Florida Rep. Maria Elvira Salazar (R), working alongside Minnesota Rep. Chellie Pingree (D), has introduced the John W. Walsh Alpha-1 Home Infusion act. The bipartisan effort “would allow Medicare beneficiaries struggling with the hereditary alpha-1 antitrypsin deficiency condition… to receive essential augmentation infusions at home.”
The hereditary condition can lead to serious lung disease in adults, and it can also lead to liver disease in adults, children, or infants. However, FDA approved augmentation therapies combat the progression of the damage done to the lungs.

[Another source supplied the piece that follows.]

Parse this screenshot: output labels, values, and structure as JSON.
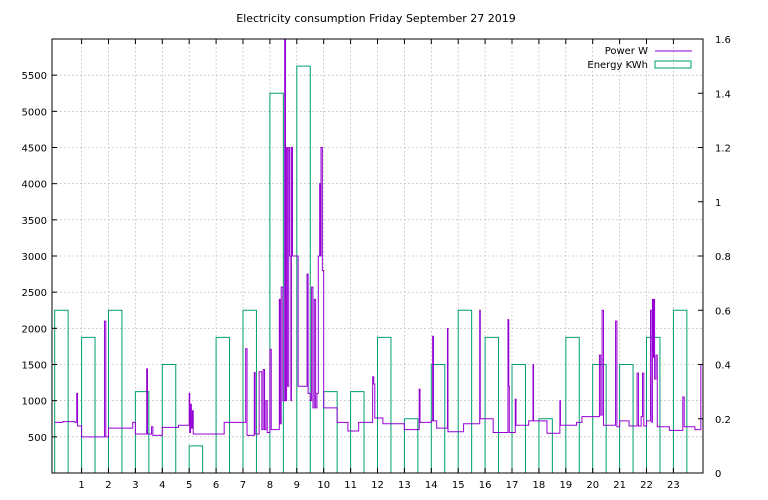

In a statement, Elvira Salazar praised the legislation, saying that “there is no doubt this small change in Medicare policy, which allows for the delivery of critical in home infusions as we continue adapting to new and wise public health advice, will have a significant impact on the Medicare beneficiaries who struggle with alpha-1 antitrypsin deficiency,” adding that the bill would “make life easier for people at high risk of developing lung and/or liver disease due to this rare genetic disease.”
Pingree echoed in her remarks, expressing that “during the pandemic, many immunocompromised Alpha-1 patients couldn’t access important therapies because of barriers to home infusion under Medicare, despite being safe and effective.”
She further championed the effort, calling it a measure “to ensure home infusions are a permanent benefit for Medicare beneficiaries who suffer from this rare disorder.”
Scott Santarella, the President and CEO of the Alpha-1 Foundation, also praised the bipartisan effort, saying that it “will cement the next step forward in improving the lives of Alphas for generations to come, alleviating the burdens that comes with a diagnosis” of the diseases.
Santarella affirmed that the Foundation has had an active role in the introduction of the bill, "so that neither age nor disability will interfere with the continuation of care when transitioning to the Medicare system."